There is a fundamental architecture choice to any multi-lingual application. Either you honor the data set first, and add translated content to its taxonomy, OR you treat each language as its own beast and duplicate the taxonomy. We've always recommended the latter approach with concrete5: duplicate the whole site tree for each language.

So if you need a tree for each language, what can we do to help? Well any number of things. We've made some improvements to the core, we're going to release a free Internationalization Add-on, and we will have a Commercial Internationalization Add-on as well.

User Session Specific Languages

In the past, you could setup concrete5's UI to run in a different language, but everyone had to use the same one. Now you can pick on login which language you want to use for your editing experience. That preference can be stored against your user account as well. We're very likely going to start including language packs with the core distribution so you can pick a default language on install.

Define Language Trees

We maintain that having a unique tree for each language gives you the flexibility you'll need to deal with different markets. Our new free internationalization add-on will let you take one part of the site tree and define that as the source. You can then make a new holder page for each language you want to include and automatically copy the whole tree over. This will let you create and manage relationships between duplicate pages for different languages. So now when you're on Product-X for French and you hit the English button, you'll goto the same page in the English tree. You also get a block with some different UI choices for selecting a language.

If you don't want each and every page to have a relation for each language, you can go through and choose to ignore sections, or even remap them to different areas.

Computer Aided Translation for Content

If you've got a big site to convert, sending your translation staff through page by page to make inline edits may be a real time suck. We've added a "Translate Content" report that gives you a centralized UI to get to all the content that needs to be translated for a language tree. We even added some simple workflow tools there to keep track of where you are in the process. This report will likely be part of the commercial Internationalization Extension.

We're looking at adding some mass search and replace as well as a language specific custom dictionary to this part of the toolset in the big picture.

Language Files for Interface

We've extended the use of the glorious t() function to themes, custom forms, custom templates - basically any code in your concrete5 PHP files. If you know what you're doing you can make language specific .MO & .PO files yourself. If you use the commercial Internationalization Add-on you'll get a sexy Web GUI for generating the list of strings automatically, and then translating each string individually.

Cost & Timeline

This is actually done already and we have one client actively using it on a site they're about to launch. We need to fold the changes we made back into the core. Expect this stuff to all be part of the release of 5.4.2 which is slated for mid August.
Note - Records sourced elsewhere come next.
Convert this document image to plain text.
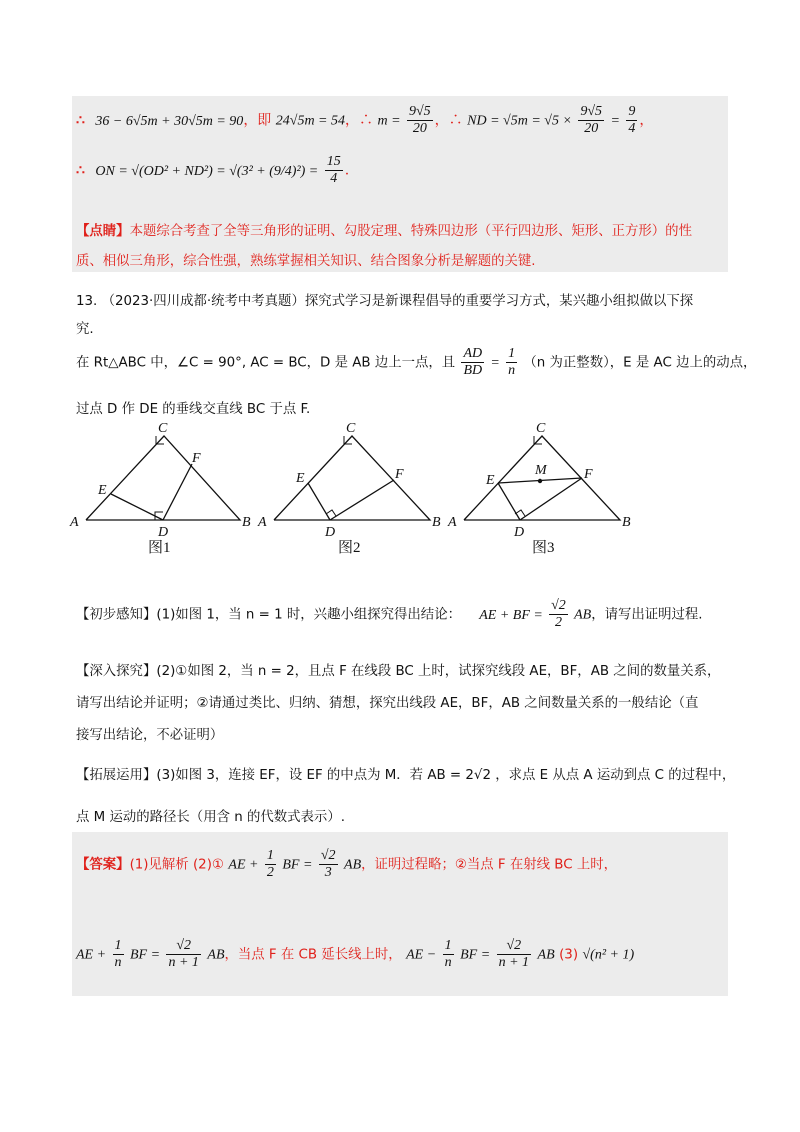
∴ 36 − 6√5m + 30√5m = 90，即 24√5m = 54，∴ $m = \frac{9√5}{20}$ ，∴ ND = $√5m = √5 \times \frac{9√5}{20} = \frac{9}{4}$ ，
∴ ON = $√(OD^2 + ND^2) = √(3^2 + (9/4)^2) = \frac{15}{4}$ .
【点睛】本题综合考查了全等三角形的证明、勾股定理、特殊四边形（平行四边形、矩形、正方形）的性
质、相似三角形，综合性强，熟练掌握相关知识、结合图象分析是解题的关键.
13. （2023·四川成都·统考中考真题）探究式学习是新课程倡导的重要学习方式，某兴趣小组拟做以下探
究.
在 Rt△ABC 中，∠C = 90°, AC = BC，D 是 AB 边上一点，且 $\frac{AD}{BD} = \frac{1}{n} (n$ 为正整数），E 是 AC 边上的动点，
过点 D 作 DE 的垂线交直线 BC 于点 F.
C
F
E
A
D
B
图1
C
F
E
A
D
B
图2
C
M	F
E
A
D
B
图3
【初步感知】(1)如图 1，当 n = 1 时，兴趣小组探究得出结论： AE + BF = $\frac{√2}{2}$ AB，请写出证明过程.
【深入探究】(2)①如图 2，当 n = 2，且点 F 在线段 BC 上时，试探究线段 AE，BF，AB 之间的数量关系，
请写出结论并证明；②请通过类比、归纳、猜想，探究出线段 AE，BF，AB 之间数量关系的一般结论（直
接写出结论，不必证明）
【拓展运用】(3)如图 3，连接 EF，设 EF 的中点为 M．若 AB = 2√2 ，求点 E 从点 A 运动到点 C 的过程中，
点 M 运动的路径长（用含 n 的代数式表示）.
【答案】(1)见解析 (2)① AE + $\frac{1}{2}$ BF = $\frac{√2}{3}$ AB，证明过程略；②当点 F 在射线 BC 上时，
AE + $\frac{1}{n}$ BF = $\frac{√2}{n + 1}$ AB，当点 F 在 CB 延长线上时， AE − $\frac{1}{n}$ BF = $\frac{√2}{n + 1}$ AB (3) √(n² + 1)
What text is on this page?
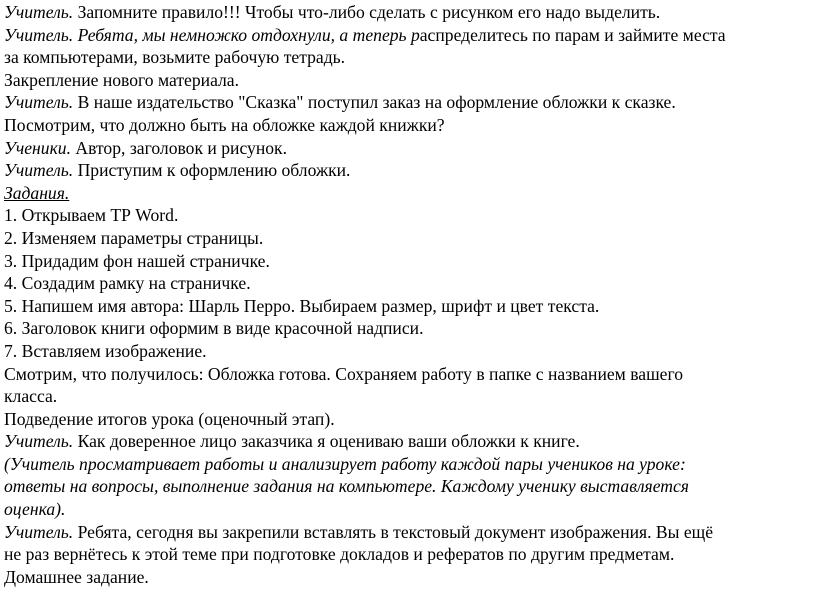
Учитель. Запомните правило!!! Чтобы что-либо сделать с рисунком его надо выделить.
Учитель. Ребята, мы немножко отдохнули, а теперь распределитесь по парам и займите места
за компьютерами, возьмите рабочую тетрадь.
Закрепление нового материала.
Учитель. В наше издательство "Сказка" поступил заказ на оформление обложки к сказке.
Посмотрим, что должно быть на обложке каждой книжки?
Ученики. Автор, заголовок и рисунок.
Учитель. Приступим к оформлению обложки.
Задания.
1. Открываем ТР Word.
2. Изменяем параметры страницы.
3. Придадим фон нашей страничке.
4. Создадим рамку на страничке.
5. Напишем имя автора: Шарль Перро. Выбираем размер, шрифт и цвет текста.
6. Заголовок книги оформим в виде красочной надписи.
7. Вставляем изображение.
Смотрим, что получилось: Обложка готова. Сохраняем работу в папке с названием вашего
класса.
Подведение итогов урока (оценочный этап).
Учитель. Как доверенное лицо заказчика я оцениваю ваши обложки к книге.
(Учитель просматривает работы и анализирует работу каждой пары учеников на уроке:
ответы на вопросы, выполнение задания на компьютере. Каждому ученику выставляется
оценка).
Учитель. Ребята, сегодня вы закрепили вставлять в текстовый документ изображения. Вы ещё
не раз вернётесь к этой теме при подготовке докладов и рефератов по другим предметам.
Домашнее задание.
The majority of what we did here will be free to everyone. We are packing up tools that we think are only useful to a mid-sized organization with a staff of resources who need to collaborate - so the CAT tool and the Web GUI for language files would cost something, but they're just process value ads on the bulk of the changes which we'd release for nuthin'. We are likely to price the commercial side high for a typical add-on, but low for enterprise software. $2,500 sounds about right today.